WASHINGTON, D.C. — The U.S. Supreme Court on Oct. 1 declined review of a Sixth Circuit U.S. Court of Appeals ruling in a securities class action lawsuit against for-profit hospital operator Community Health Systems Inc. (CHS) and certain of its executive officers in which CHS claimed that the Sixth Circuit applied a case-by-case loss-causation pleading standard that created a split among the circuits as to the proper application of the pleading standard (Community Health Systems Inc., et al. v. New York City Employees’ Retirement System, et al., No. 17-1453, U.S. Sup.).
CHICAGO — A federal judge in Illinois on Sept. 26 ruled that a lead plaintiff in a securities class action lawsuit against construction, mining and forestry machinery manufacturer Caterpillar Inc. failed to sufficiently plead any actionable misstatements or omissions to support its claims that the company and certain of its senior executives concealed, in violation of federal securities laws, the substantial risk to Caterpillar’s tax position and subsequent governmental investigations into its creation of a Swiss subsidiary (Société Générale Securities Services GmbH v. Caterpillar Inc., et al., No. 17-1713, N.D. Ill., 2018 U.S. Dist. LEXIS 164739).

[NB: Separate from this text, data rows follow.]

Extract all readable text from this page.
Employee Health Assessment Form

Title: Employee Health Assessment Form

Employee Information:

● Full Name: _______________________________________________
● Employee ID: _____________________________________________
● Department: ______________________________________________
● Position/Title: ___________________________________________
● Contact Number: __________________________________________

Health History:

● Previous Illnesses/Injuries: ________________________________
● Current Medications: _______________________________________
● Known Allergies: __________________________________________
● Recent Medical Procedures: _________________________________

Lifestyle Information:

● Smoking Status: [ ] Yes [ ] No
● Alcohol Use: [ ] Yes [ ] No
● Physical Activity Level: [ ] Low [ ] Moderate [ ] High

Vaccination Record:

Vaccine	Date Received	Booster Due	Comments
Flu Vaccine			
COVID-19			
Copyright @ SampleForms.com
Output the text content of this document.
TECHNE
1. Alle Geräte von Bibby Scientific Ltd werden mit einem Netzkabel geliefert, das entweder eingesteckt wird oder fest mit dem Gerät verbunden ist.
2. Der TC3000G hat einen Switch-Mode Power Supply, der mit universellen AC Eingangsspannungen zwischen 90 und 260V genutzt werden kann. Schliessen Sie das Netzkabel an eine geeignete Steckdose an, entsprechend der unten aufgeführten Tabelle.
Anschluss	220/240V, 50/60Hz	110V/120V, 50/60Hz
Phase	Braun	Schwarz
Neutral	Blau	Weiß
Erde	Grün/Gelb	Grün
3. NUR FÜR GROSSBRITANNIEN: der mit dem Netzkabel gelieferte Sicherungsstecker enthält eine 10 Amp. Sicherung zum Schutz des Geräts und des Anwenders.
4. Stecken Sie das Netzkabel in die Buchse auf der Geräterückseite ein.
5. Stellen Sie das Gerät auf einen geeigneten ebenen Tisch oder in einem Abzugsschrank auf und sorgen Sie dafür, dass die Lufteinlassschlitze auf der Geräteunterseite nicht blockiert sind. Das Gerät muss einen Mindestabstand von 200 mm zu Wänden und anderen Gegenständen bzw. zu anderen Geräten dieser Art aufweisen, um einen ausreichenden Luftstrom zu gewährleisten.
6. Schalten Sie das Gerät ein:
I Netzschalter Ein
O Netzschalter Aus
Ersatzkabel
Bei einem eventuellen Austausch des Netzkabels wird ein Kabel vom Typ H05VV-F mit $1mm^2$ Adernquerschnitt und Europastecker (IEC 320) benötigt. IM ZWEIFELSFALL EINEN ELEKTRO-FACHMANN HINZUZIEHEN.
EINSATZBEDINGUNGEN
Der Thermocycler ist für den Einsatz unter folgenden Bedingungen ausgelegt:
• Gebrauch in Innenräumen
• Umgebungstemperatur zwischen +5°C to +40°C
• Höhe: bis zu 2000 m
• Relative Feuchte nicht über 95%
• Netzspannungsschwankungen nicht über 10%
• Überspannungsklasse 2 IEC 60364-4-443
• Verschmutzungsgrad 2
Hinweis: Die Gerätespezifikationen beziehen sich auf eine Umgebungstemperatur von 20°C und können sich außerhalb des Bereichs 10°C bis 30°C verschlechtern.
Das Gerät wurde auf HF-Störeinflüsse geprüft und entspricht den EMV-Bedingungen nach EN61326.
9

NEW YORK — The U.S. Securities and Exchange Commission on Sept. 27 sued Tesla Inc. CEO Elon Musk in New York federal court, alleging that a series of social media posts Musk made in August stating that he was considering taking Tesla Inc. private violated federal securities law (U.S. Securities and Exchange Commission v. Elon Musk, No. 18-8865, S.D. N.Y.).